How to Overcome Your Fear of “Commitment” If You Are a Bank Holding Company

Contributed by Maurice Horwitz
When a bank holding company files a chapter 11 case, a key factor to the success of the case will be whether the debtor previously made any commitment to a federal depository institution regulatory agency, such as the FDIC, to maintain the capital of the debtor’s bank subsidiary.  This is because section 365(o) of the Bankruptcy Code provides that the debtor is deemed to have assumed such obligations, and any claim for subsequent breach of these obligations is entitled to priority under section 507(a)(9) of the Bankruptcy Code.  The FDIC often demands that the debtor honor these commitments, and the viability of the chapter 11 case may depend on the debtor’s ability to either meet its obligations or pay the priority claim.  Otherwise, the debtor needs to successfully challenge the FDIC’s claim for breach.  In evaluating these challenges, courts often focus on whether the debtor is found to have made a “commitment” at all, but a recent decision by the United States Bankruptcy Court for the District of New Mexico highlights yet another potential challenge: whether the commitment was breached.  Although the case, In re First State Bancorporation, is a chapter 7 case, the chapter 7 trustee’s ability to raise this challenge could easily be applied in the chapter 11 cases of other bank holding companies.

Background
In First State, the FDIC, as the receiver for First Community Bank, Taos, New Mexico, filed a priority claim in the chapter 7 case of the bank’s parent, First State Bancorporation, asserting an unsecured priority claim under section 507(a)(9) of the Bankruptcy Code in the amount of $63,821,000 based on an alleged commitment to maintain the capital of the bank.  The chapter 7 trustee commenced an adversary proceeding against the FDIC seeking, in part, to expunge the claim on the grounds that, among other things, none of the documents that the FDIC relied upon in support of its claim obligated the debtor to infuse its own capital to restore the capital of the bank.  Instead, the debtor had committed to assist the bank by agreeing to take affirmative steps to try and retire $100 million in debt and raise in excess of $200 million in third party capital.
In opposing the FDIC’s motion to dismiss, the trustee cited several cases in support of her argument, including In re Colonial BancGroup, Inc., about which we have previously written, in which the Bankruptcy Court for the Middle District of Alabama found no commitment “to maintain the net worth of the Bank or to infuse additional capital as necessary . . . .”  The court in First State noted, however, that “nothing in 11 U.S.C. § 365(o) or 11 U.S.C. § 507(a)(9) requires ‘a commitment to ‘infuse equity capital’ in order to constitute a commitment to maintain the capital of an FDIC-insured bank.”  Instead, the court said, “section 507(a)(9) gives priority status to ‘any commitment’ to maintain an insured depository institution’s capital.”  The court concluded that based on the documents relied upon by the FDIC, the debtor had made a commitment to maintain the capital of the bank, even if it had not specifically promised to make an equity infusion, because the debtor had agreed to take affirmative steps to raise third party capital.

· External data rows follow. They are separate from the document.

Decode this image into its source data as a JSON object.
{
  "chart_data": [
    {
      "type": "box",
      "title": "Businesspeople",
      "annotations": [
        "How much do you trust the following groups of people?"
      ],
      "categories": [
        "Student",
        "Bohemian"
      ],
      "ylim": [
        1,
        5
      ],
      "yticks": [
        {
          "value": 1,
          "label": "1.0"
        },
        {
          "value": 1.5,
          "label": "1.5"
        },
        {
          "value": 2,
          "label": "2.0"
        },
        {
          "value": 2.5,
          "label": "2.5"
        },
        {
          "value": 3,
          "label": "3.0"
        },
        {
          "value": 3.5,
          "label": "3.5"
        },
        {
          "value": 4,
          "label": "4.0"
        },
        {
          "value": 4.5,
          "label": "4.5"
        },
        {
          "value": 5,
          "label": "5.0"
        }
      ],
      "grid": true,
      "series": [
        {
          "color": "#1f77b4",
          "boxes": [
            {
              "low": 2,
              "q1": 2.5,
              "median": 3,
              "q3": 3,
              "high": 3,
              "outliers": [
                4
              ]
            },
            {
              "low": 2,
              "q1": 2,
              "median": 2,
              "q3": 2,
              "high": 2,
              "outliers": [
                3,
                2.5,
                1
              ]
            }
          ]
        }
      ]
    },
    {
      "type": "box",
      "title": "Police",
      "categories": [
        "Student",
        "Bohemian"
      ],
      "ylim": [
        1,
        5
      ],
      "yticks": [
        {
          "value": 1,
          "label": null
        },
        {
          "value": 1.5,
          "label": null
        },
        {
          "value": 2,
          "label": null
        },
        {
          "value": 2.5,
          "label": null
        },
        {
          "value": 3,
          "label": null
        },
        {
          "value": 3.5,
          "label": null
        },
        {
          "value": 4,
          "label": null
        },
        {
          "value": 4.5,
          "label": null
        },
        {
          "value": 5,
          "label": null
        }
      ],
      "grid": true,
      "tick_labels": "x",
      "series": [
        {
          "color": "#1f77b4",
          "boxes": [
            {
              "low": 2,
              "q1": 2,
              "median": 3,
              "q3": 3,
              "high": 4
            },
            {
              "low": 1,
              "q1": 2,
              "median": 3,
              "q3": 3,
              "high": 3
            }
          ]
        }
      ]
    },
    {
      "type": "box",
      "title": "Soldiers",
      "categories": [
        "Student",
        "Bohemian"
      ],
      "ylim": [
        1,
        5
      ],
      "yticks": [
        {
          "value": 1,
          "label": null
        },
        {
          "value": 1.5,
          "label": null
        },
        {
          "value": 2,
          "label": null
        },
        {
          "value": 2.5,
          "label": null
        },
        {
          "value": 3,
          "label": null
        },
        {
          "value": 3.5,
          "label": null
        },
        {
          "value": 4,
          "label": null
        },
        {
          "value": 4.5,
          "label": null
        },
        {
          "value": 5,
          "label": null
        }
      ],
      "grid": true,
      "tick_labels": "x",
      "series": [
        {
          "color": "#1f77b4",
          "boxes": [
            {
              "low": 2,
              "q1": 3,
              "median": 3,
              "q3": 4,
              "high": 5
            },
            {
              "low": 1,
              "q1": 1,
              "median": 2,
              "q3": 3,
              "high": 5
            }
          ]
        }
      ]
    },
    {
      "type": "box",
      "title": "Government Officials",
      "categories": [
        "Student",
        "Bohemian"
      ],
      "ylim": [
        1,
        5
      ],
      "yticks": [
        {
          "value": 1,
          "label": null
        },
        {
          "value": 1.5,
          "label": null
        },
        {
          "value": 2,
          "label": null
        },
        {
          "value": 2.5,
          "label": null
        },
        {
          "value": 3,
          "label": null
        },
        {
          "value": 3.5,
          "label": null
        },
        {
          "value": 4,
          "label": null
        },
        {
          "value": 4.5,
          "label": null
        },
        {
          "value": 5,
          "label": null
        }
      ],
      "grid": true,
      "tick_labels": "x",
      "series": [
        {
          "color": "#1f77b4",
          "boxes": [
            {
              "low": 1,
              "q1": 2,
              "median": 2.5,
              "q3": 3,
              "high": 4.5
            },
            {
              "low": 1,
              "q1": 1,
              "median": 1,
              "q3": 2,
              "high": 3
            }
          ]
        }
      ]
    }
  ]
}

Concluding that the debtor made “a commitment” did not end the court’s inquiry, because “to sustain a claim based on a commitment to maintain the capital, [the debtor] must have breached that commitment.”  As the trustee stated in her complaint, the debtor had “struggled to close a deal with third party investors to adequately capitalize the bank,” and “engaging an investment banking firm, which brought in 13 investor groups for a potential whole bank purchase, each of which declined to go forward, as well as 8 private equity firms that performed diligence on a private placement transaction.”  Ultimately, one investor came forward with a qualifying proposal, but the FDIC “preferred a whole bank purchase by another bidder with whom it had been negotiating a purchase and assumption agreement.”  In light of these facts, the court found that the trustee’s allegations sufficiently stated a claim that the debtor did not, in fact, breach its commitment to maintain the capital of the bank.
Conclusion
Among other things, First State adds another item to the pre-bankruptcy diligence checklist for a financially distressed bank holding company.  As a preliminary matter, any commitment to maintain the capital of a bank subsidiary should be carefully considered, even if it is not a commitment to contribute capital.  Whatever that commitment is, consideration should be given to whether that commitment has been breached, and if it has not been breached, whether the time and means exist to satisfy those commitments.  The debtor in First Street may not have had the resources to save its own bank subsidiary, but the court found it, nevertheless, took adequate measures prior to the bankruptcy to satisfy its pre-bankruptcy commitments and, potentially, defend against a claim for breach from the FDIC.